Here is what the officer described in the investigative report. This is a two car collision with no contact between vehicles. Both cars are traveling in the same direction on what appears to be a gravel road. The driver to the rear is 16 year old Benjamin Mobley. His 14 year old brother is a passenger. They are traveling east bound on 410th Street, which appears to be a gravel road because they are driving in dust. The car to the front slows to look at a deer in the ditch. And that is where I believe the negligence of the front driver comes into play. Due at least in part to the cloud of dust young Mr. Mobley doesn't realize the front vehicle is slowing. The accident investigation report indicates he doesn't realize the front vehicle has slowed until it is too late and to avoid the collision takes evasive action by turning to the left. The left front wheels drop off the roadway on the north side causing the driver to lose control and the vehicle to roll over, ejecting the passenger.
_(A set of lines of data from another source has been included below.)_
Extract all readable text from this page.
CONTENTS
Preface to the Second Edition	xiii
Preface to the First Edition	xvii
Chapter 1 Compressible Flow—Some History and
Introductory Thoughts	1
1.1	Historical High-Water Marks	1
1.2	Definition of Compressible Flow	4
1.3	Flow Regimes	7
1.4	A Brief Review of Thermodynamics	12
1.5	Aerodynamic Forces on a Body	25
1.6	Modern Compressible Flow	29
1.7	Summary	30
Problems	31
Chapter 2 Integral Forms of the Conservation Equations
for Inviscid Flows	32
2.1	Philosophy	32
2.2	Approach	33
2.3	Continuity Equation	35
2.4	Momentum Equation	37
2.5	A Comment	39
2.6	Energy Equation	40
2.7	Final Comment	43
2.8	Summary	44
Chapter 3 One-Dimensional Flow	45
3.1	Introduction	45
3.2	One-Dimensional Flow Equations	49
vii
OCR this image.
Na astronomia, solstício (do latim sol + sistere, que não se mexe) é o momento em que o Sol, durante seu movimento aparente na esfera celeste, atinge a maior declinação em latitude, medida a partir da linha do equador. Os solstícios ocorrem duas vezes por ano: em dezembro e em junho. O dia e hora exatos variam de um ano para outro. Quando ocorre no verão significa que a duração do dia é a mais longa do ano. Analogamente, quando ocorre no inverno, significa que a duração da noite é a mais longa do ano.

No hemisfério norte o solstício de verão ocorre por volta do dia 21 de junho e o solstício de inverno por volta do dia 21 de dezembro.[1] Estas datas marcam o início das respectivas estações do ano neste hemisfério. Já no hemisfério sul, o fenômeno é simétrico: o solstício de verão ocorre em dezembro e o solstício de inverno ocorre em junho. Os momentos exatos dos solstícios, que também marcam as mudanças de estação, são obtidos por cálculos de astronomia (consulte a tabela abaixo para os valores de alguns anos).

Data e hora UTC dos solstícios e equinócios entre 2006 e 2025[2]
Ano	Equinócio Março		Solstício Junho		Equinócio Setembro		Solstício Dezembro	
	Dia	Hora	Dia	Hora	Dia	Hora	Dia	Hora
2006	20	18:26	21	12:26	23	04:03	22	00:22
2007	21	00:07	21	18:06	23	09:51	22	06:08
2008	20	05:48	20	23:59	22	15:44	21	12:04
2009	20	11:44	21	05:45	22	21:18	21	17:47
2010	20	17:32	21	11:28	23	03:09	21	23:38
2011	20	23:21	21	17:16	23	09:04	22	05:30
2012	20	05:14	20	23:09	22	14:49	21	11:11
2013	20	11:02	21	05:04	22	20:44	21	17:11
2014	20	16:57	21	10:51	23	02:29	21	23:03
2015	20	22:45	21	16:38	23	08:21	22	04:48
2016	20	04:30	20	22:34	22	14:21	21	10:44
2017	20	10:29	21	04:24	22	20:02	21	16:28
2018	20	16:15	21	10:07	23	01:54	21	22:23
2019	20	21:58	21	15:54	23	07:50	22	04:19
Now the law of negligence is about “foreseeability” and anyone who has driven on a gravel road knows that they are kicking up a cloud of dust. The cloud of dust will and usually does obstruct the vision of the driver following behind. And that foreseeability should indicate to the front driver he should not slow down unexpectedly or slow down or stop in the middle of the road lest he cause an obstruction that the rear driver will not anticipate or have enough time to avoid striking. In other words it should be foreseeable to the front driver that the driver to the rear will not have a normal view of what the car in front is doing; like slowing or stopping. And that once the driver to the rear clears the dust he will have little time to avoid striking the slowed or stopped front vehicle that now obstructs his path on the road. And further that once he sees the front car his stopping time will be diminished due to surface considerations that affect braking distances.

So what lawyers do is use the Iowa State Patrol investigation to assist in analyzing negligence to right the wrong which in this case cost the young passenger his life. A good thorough investigation is always a part of a tough liability case and perhaps can make the difference in a successful lawsuit.

Know your rights, protect yourself and guard your rights against those who would take them away.